The Knowledge Iceberg
What's on the internet vs. what experts actually know
The reason this matters now more than it used to is that AI has significantly closed the gap for the type of knowledge that is on the internet. If you want a well-structured explanation of how Series A valuations work in general, AI does that well. If you want to understand standard contract language in a commercial lease, AI does that well. The easily-available tier of knowledge has gotten dramatically better and more accessible.
This has a counterintuitive effect: it makes the hard-to-access tier relatively more valuable. When basic information is free and instant, the premium moves entirely to specific, contextual, judgment-based knowledge. The gap between "what you can find online" and "what you actually need to make a good decision" hasn't narrowed — it's become more visible because the first tier is now fully saturated.

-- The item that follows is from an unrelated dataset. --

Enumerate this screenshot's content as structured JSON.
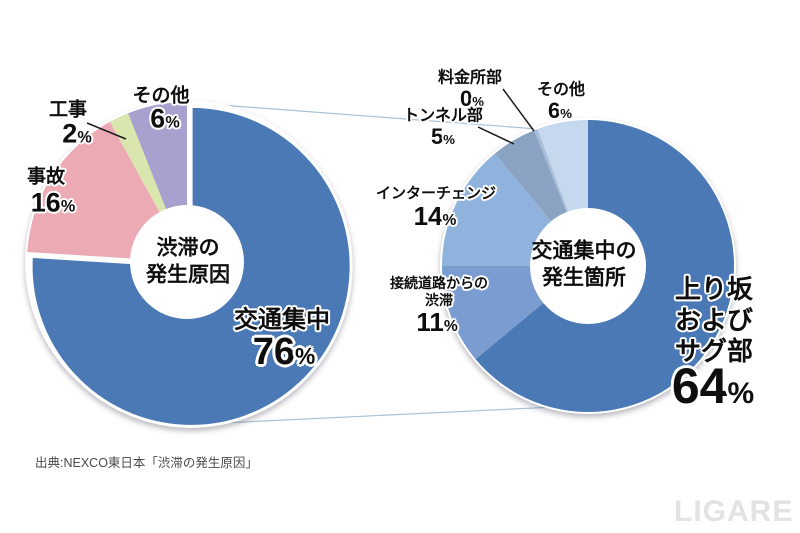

People are already intuiting this. The popularity of expert newsletters, paid communities, and high-end advisory services has grown alongside AI, not shrunk. People who can afford it are paying more for direct access to genuine expertise, not less. The market is trying to solve the problem — the mechanism just isn't efficient yet.
The ideal solution would be something that makes the tacit knowledge tier as accessible as the public internet tier — not free (that would just recreate the same problem), but accessible on demand and at reasonable cost. If you could ask an expert directly about your specific situation — not a generic answer but a response grounded in real expertise applied to your context — the quality of decisions people make would improve substantially.
That's the structural opportunity. The knowledge that matters most has always been locked away from the people who need it, not because experts are hoarding it, but because there was no efficient mechanism to deliver it. You can learn how expert vaults work — but the broader point is that the problem has always been structural, not a matter of willingness to share.
The best advice has never been on Google. Making it accessible — really accessible, not just "technically available for $500/hour" accessible — is one of the more important problems worth solving right now.